A Simulated Anatomically Accurate Investigation Into the Effects of Biodiversity on Electrogastrography.

Abstract

Chronic gastrointestinal motility disorders present a significant problem in current clinical practice with new methods needed to perform routine screening and accurate diagnosis. Electrogastrography (EGG) is a non-invasive method that provides insight into the underlying gastric electrical activity. However, widespread adoption of this technique has been limited due to an incomplete sensitivity and specificity. Recent simulation studies have tried to address these issues by providing a theoretical framework for reliably distinguishing between gastric slow wave dysrhythmias.

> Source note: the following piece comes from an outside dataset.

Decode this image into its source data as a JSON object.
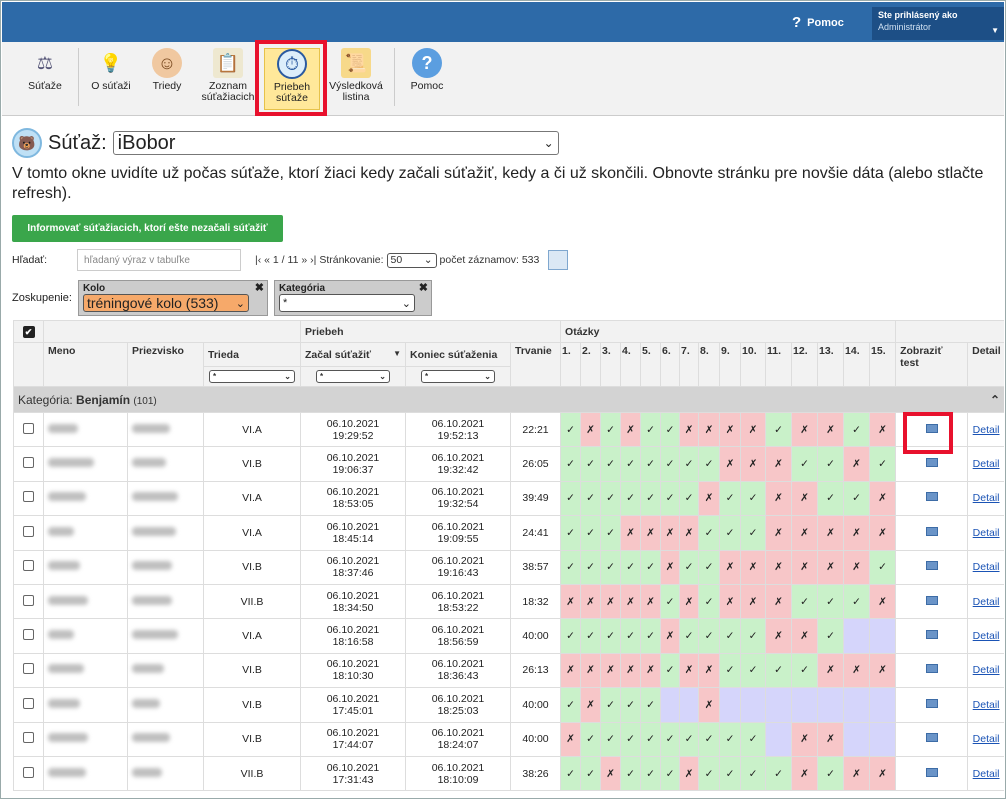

However, these studies have been limited to a singular dipole, torso, and the stomach representative model. In this paper, we aim to address those shortcomings by developing multiple stomach and torso models with multiple moving dipoles to investigate the influence of biodiversity on EGG. Four anatomically accurate models were developed based on a range of human CT scans. This allowed investigations into the influence of normal and dysrhythmic (gastric re-entry and ectopic pacemaker) gastric electrical activity on the resulting EGG. These investigations identified areas of significant morphological difference in EGG traces for all cases, but the accuracy of these methods were based on a well-defined normal baseline. The results also suggested that the areas identified varied significantly as a result of biodiversity. These findings indicate that high-resolution multichannel EGG methodologies are required to reliably account for anatomical biodiversity.